McClintock–Polis Amendment
- Long title: H.Amdt. 334 (McClintock) to H.R. 2578: An amendment to prohibit the use of funds by various states to prevent any of them from implementing their own laws that authorize the use, distribution, possessions, or cultivation of marijuana on non-Federal lands within their respective jurisdictions.
- Announced in: the 114th United States Congress
- Sponsored by: Tom McClintock (R–CA)

= McClintock–Polis Amendment =

Proposed US law regarding cannabis businesses

The McClintock–Polis Amendment was a proposal to forbid federal prosecution of state-legal cannabis businesses in compliance with their state's laws, sponsored by Tom McClintock and Jared Polis in the US House of Representatives. Its third introduction followed rescission of the Cole Memorandum by the incoming United States Attorney General in January 2018. The amendment would replace administrative protections of the Cole Memorandum with legislative ones parallel to the provisions of the Rohrabacher–Farr amendment for medical marijuana. The measure was voted down in 2016, 222 to 206. It would have been the first time such legislation was passed in U.S. Congress.

It was reintroduced in 2019 as the Blumenauer–McClintock–Norton Amendment with new sponsors including Earl Blumenauer, and passed 267–165, but not ratified by the U.S. Senate. In 2020, the Blumenauer–McClintock–Norton–Lee Amendment with new sponsor Barbara Lee passed 254–163 in the House and met the same fate in the Senate.

==Background==

Prohibition of cannabis in every part of the United States, which dated to the 1930s, began to be rolled back by U.S. states independent of the federal government in with the first wave of decriminalization in the 1970s. In 1996, California voters approved medical cannabis, and by the 2010s, medical cannabis was legalized by several states. Adult use was first legalized by Colorado and Washington in 2012.

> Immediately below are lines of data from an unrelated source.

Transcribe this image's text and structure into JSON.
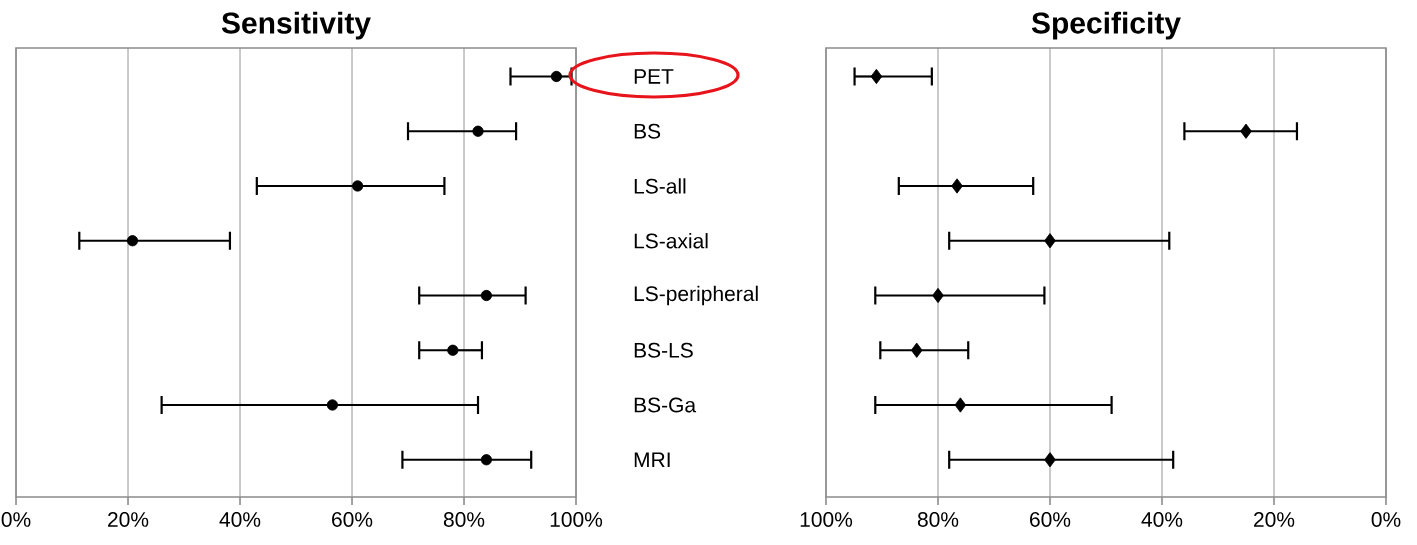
{
  "chart_data": [
    {
      "type": "scatter",
      "orientation": "horizontal",
      "title": "Sensitivity",
      "categories": [
        "PET",
        "BS",
        "LS-all",
        "LS-axial",
        "LS-peripheral",
        "BS-LS",
        "BS-Ga",
        "MRI"
      ],
      "series": [
        {
          "color": "#000000",
          "values": [
            96.5,
            82.5,
            61,
            20.8,
            84,
            78,
            56.5,
            84
          ],
          "errors": [
            [
              88.3,
              99.2
            ],
            [
              70,
              89.3
            ],
            [
              43,
              76.5
            ],
            [
              11.3,
              38.2
            ],
            [
              72,
              91
            ],
            [
              72,
              83.2
            ],
            [
              26,
              82.5
            ],
            [
              69,
              92
            ]
          ]
        }
      ],
      "xlim": [
        0,
        100
      ],
      "xticks": [
        {
          "value": 0,
          "label": "0%"
        },
        {
          "value": 20,
          "label": "20%"
        },
        {
          "value": 40,
          "label": "40%"
        },
        {
          "value": 60,
          "label": "60%"
        },
        {
          "value": 80,
          "label": "80%"
        },
        {
          "value": 100,
          "label": "100%"
        }
      ],
      "grid": "x",
      "marker": "circle"
    },
    {
      "type": "scatter",
      "orientation": "horizontal",
      "title": "Specificity",
      "categories": [
        null,
        null,
        null,
        null,
        null,
        null,
        null,
        null
      ],
      "series": [
        {
          "color": "#000000",
          "values": [
            91,
            25,
            76.6,
            60,
            80,
            83.8,
            76,
            60
          ],
          "errors": [
            [
              81.1,
              94.9
            ],
            [
              15.9,
              36
            ],
            [
              63,
              87
            ],
            [
              38.7,
              78
            ],
            [
              61,
              91.2
            ],
            [
              74.6,
              90.3
            ],
            [
              49,
              91.2
            ],
            [
              38,
              78
            ]
          ]
        }
      ],
      "xlim": [
        100,
        0
      ],
      "xticks": [
        {
          "value": 100,
          "label": "100%"
        },
        {
          "value": 80,
          "label": "80%"
        },
        {
          "value": 60,
          "label": "60%"
        },
        {
          "value": 40,
          "label": "40%"
        },
        {
          "value": 20,
          "label": "20%"
        },
        {
          "value": 0,
          "label": "0%"
        }
      ],
      "grid": "x",
      "marker": "diamond"
    }
  ]
}
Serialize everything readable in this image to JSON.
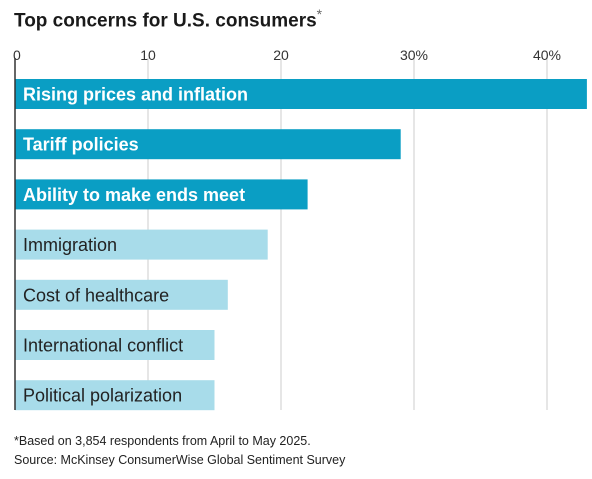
{
  "chart_data": {
    "type": "bar",
    "orientation": "horizontal",
    "title": "Top concerns for U.S. consumers",
    "title_marker": "*",
    "x_ticks": [
      "0",
      "10",
      "20",
      "30%",
      "40%"
    ],
    "xlim": [
      0,
      43
    ],
    "grid": true,
    "categories": [
      "Rising prices and inflation",
      "Tariff policies",
      "Ability to make ends meet",
      "Immigration",
      "Cost of healthcare",
      "International conflict",
      "Political polarization"
    ],
    "values": [
      43,
      29,
      22,
      19,
      16,
      15,
      15
    ],
    "highlight": [
      true,
      true,
      true,
      false,
      false,
      false,
      false
    ]
  },
  "colors": {
    "highlight": "#0a9ec4",
    "normal": "#a8dcea",
    "highlight_text": "#ffffff",
    "normal_text": "#222222",
    "grid": "#cccccc",
    "axis": "#333333"
  },
  "footnote": "*Based on 3,854 respondents from April to May 2025.",
  "source": "Source: McKinsey ConsumerWise Global Sentiment Survey"
}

The U.S. Congressional Research Service has stated that "limiting federal marijuana regulation through means such as appropriations provisions" is a way to relieve the contradictory legality of cannabis according to state and federal law.

==Proposed amendment==
"The McClintock amendment introduced in 2015 would have protected all recreational marijuana programs in states like Colorado—a full step beyond Rohrabacher–Farr, which protects only medical marijuana programs." A substantially similar or identically worded amendment was introduced by the same sponsors in 2017. The 2017 introduction during the first Trump administration came due to "fear the Trump administration could take a more aggressive approach to enforcing the federal ban on marijuana" and was considered by advocacy group National Organization for the Reform of Marijuana Laws "especially important with [prohibitionist] Jeff Sessions as Attorney General".

==Opposition==
Notable opposition to the 2015 amendment came from John Fleming and, according to Rockefeller Institute of Government, many of the votes against the 2018 amendment were because congressmen feared the House Rules Committee, chaired by Texas Republican Pete Sessions, an opponent of legalization.

==Impact==
A story covering the amendment was one of Denver Posts top 10 most popular stories of 2018.